Pauls Quiz 191

Posted in general knowledge

1. Who is the only man to have named nine countries ?  (Extra points for the countries)

2. An old English word for China. Six letters, fifth letter is an 'A'

3. Measured in average life expectancy, put the following in the correct order starting with the shortest life expectancy.   
    Orca killer whale, 
    Top Quark, 
    a rabbit, 
    the inhabitants of Swasiland, 
    the uranium isotope 233.

4. A recently discovered new kind of spider has been named after the 'grandfather of grunge' music. What is the name of this spider ?

5. Who or what is the famous ethereal 'Brown Lady' ?

6. What is the only country in the world that has an acroynm for a name ?

7. True or False. You could get tipsy, or possibly even drunk if you took a bath in fine single malt whisky.

8. Who won the best actress Oscar in a 1990 psycho thriller with lines like "I am your number one fan" ?

9. Which country was named by Amerigo Vespucci after he saw the native homes on stilts in the Maracaibo lake ?
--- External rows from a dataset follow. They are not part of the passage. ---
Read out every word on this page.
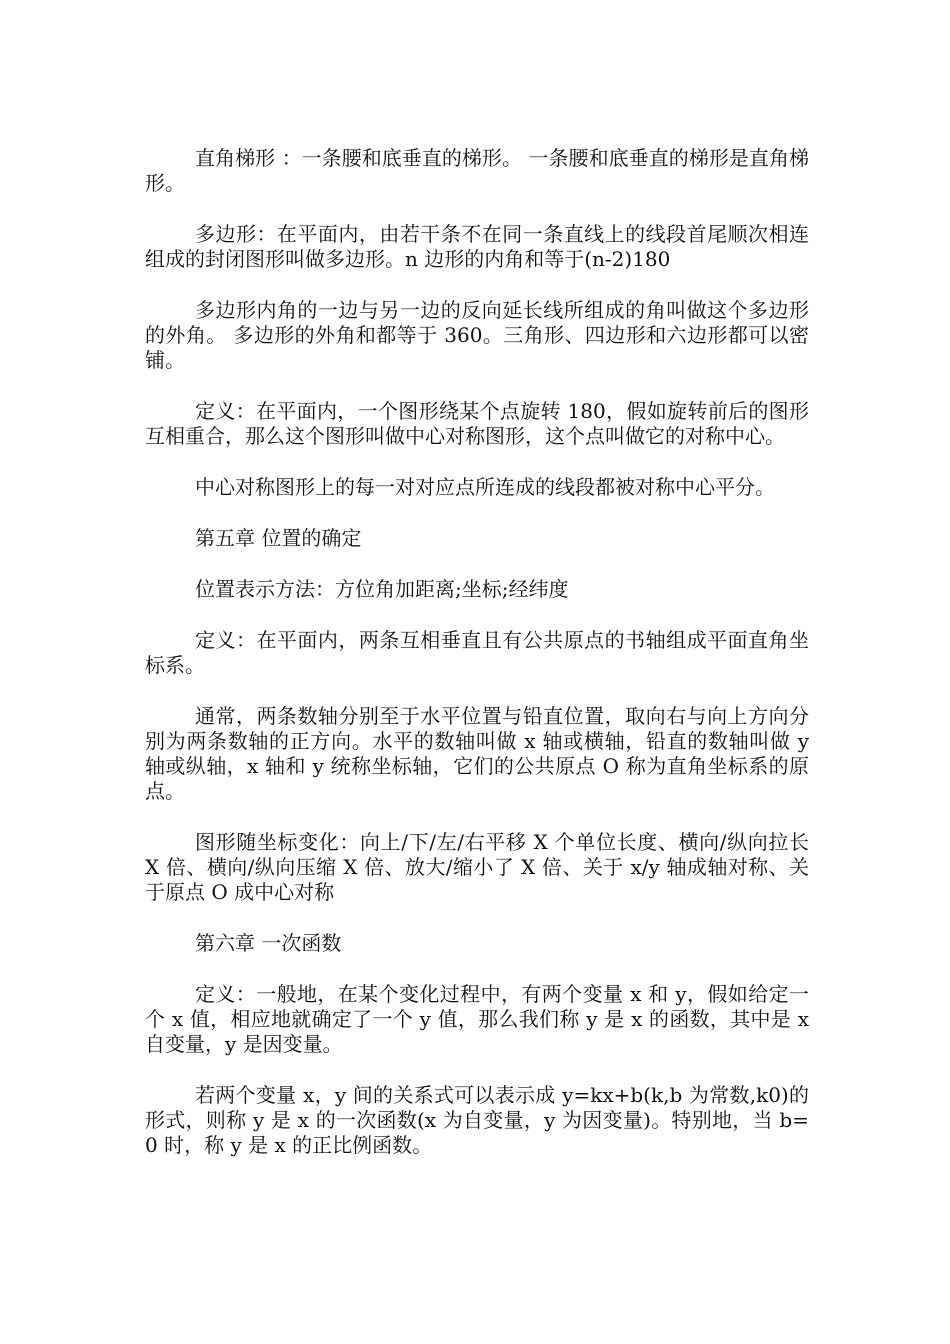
直角梯形 ：一条腰和底垂直的梯形。 一条腰和底垂直的梯形是直角梯形。

多边形：在平面内，由若干条不在同一条直线上的线段首尾顺次相连组成的封闭图形叫做多边形。n 边形的内角和等于(n-2)180

多边形内角的一边与另一边的反向延长线所组成的角叫做这个多边形的外角。 多边形的外角和都等于 360。三角形、四边形和六边形都可以密铺。

定义：在平面内，一个图形绕某个点旋转 180，假如旋转前后的图形互相重合，那么这个图形叫做中心对称图形，这个点叫做它的对称中心。

中心对称图形上的每一对对应点所连成的线段都被对称中心平分。

第五章 位置的确定

位置表示方法：方位角加距离;坐标;经纬度

定义：在平面内，两条互相垂直且有公共原点的书轴组成平面直角坐标系。

通常，两条数轴分别至于水平位置与铅直位置，取向右与向上方向分别为两条数轴的正方向。水平的数轴叫做 x 轴或横轴，铅直的数轴叫做 y 轴或纵轴，x 轴和 y 统称坐标轴，它们的公共原点 O 称为直角坐标系的原点。

图形随坐标变化：向上/下/左/右平移 X 个单位长度、横向/纵向拉长 X 倍、横向/纵向压缩 X 倍、放大/缩小了 X 倍、关于 x/y 轴成轴对称、关于原点 O 成中心对称

第六章 一次函数

定义：一般地，在某个变化过程中，有两个变量 x 和 y，假如给定一个 x 值，相应地就确定了一个 y 值，那么我们称 y 是 x 的函数，其中是 x 自变量，y 是因变量。

若两个变量 x，y 间的关系式可以表示成 y=kx+b(k,b 为常数,k0)的形式，则称 y 是 x 的一次函数(x 为自变量，y 为因变量)。特别地，当 b=0 时，称 y 是 x 的正比例函数。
10. On average, how many bacteria live on one square centimetre of your hand ?  
    a. 2  
    b. 2,000  
    c. 200,000  
    d. 2,000,000  
    e. 2 billion

ANSWERS

1. Christopher Colombus  
    Antigua and Barbuda, 
    Costa Rica, 
    Dominica, 
    Dominican Rep. (after the capital city which Colombus named. Seems he ran out of ideas)
    Honduras, 
    St. Kitts and Nevis, 
    St. Lucia, 
    St. Vincent and the Grenadines, 
    Trinidad and Tobago.

2. Cathay Cathay is the Anglicized version of "Catai" and an alternative name for China in English. "Catai" was originally the name used for northern China during Marco Polo's time (he referred to southern China as Manji). "Catai" itself derives from the word Khitan, the Chinese name of a tribe ruling predominantly in northern China during Polo's visits. Travels in the Land of Kublai Khan by Marco Polo has a story called "The Road to Cathay". In the English language, the word Cathay was sometimes used for China, although increasingly only in a poetic sense, until the 19th century when it was completely replaced by "China". However the terms "China" and "Cathay" are about as old as each other in English. The term may still be used poetically or in certain proper nouns, such as Cathay Pacific Airways or Cathay Hotel. A person from Cathay (i.e., a Chinese) was also written in English as a Cathayan or a Cataian.

3. Correct Order:
    1. Top Quark - 3.2 femto seconds  (1 f sec is to a sec what a sec is to about 32 million years)
    2. a rabbit - 9 years  
    3. the inhabitants of Swasiland - 34 years  
    4. an Orca killer whale  - 65 years  
    5. urananium isotope 233  - 160,000 year half life

4. Neil Young spider

5. A ghost: A photo taken in Sept 1936 in Raynham Hall (Norwich) for Country Life magazine by Capt. Provand and Indre Shira. In the photo one 'sees' a veiled ghost like woman descending the steps. Perhaps the ghost of Lady Dorothy Townsend. Although her death certificate states 1726, many suspect her husband sealed her in a room somewhere in the manor due to infidelity. In 1713, Lord Townshend married Walpole's prettiest sister, Dorothy. She was his second wife, and is reputed in the gossip of the time to have been previously the mistress of Lord Wharton, "whose character was so infamous, and his lady's complaisant subserviency so notorious, that no young woman could be four and twenty hours under their roof with safety to her reputation." Lady Townshend was buried in 1726. But there is a tradition that she did not die in that year and that the funeral was a mock interment. Instead, she is rumoured to have been locked up in the house by her husband. This is why the ghost of "Dolly" Townshend, the "little brown lady of Raynham," is said still to haunt the oak staircase of the house in the twilight. Currently, a famous ghost picture is said to be her, being known as the most famous picture of a ghost to date. Experts have, however, largely dismissed the photo as a fake, being merely a composite (superimposition) of the staircase and a quite ordinary Madonna statue as might be found in any Catholic church. The inverted "V" visible at the bottom of her image is absolutely typical of such statues (it is the hem line between her overgarment and her undergarment), and another, fainter, inverted "V" is simply her forearms as she prays with her hands together. The pedestal upon which she stands is also visible

6. Pakistan   
    P unjab  A fghan  K aschmir  I ndus  S indh   Tan Belutschistan

7. True

8. Cathy Bates in 'Misery'

9. Venezuela.  'little Venice'  The homes on stilts reminded him of the buildings in Venice. The explorer and cartographer Amerigo Vespucci (March 9, 1454 - February 22, 1512) was the first person to demonstrate that the New World discovered by Christopher Columbus in 1492 was not the eastern appendage of Asia, but rather a previously-unknown "fourth" continent. The continents of North and South America (and, by extension, the United States of America) derive their name from the feminized Latin version of his first name.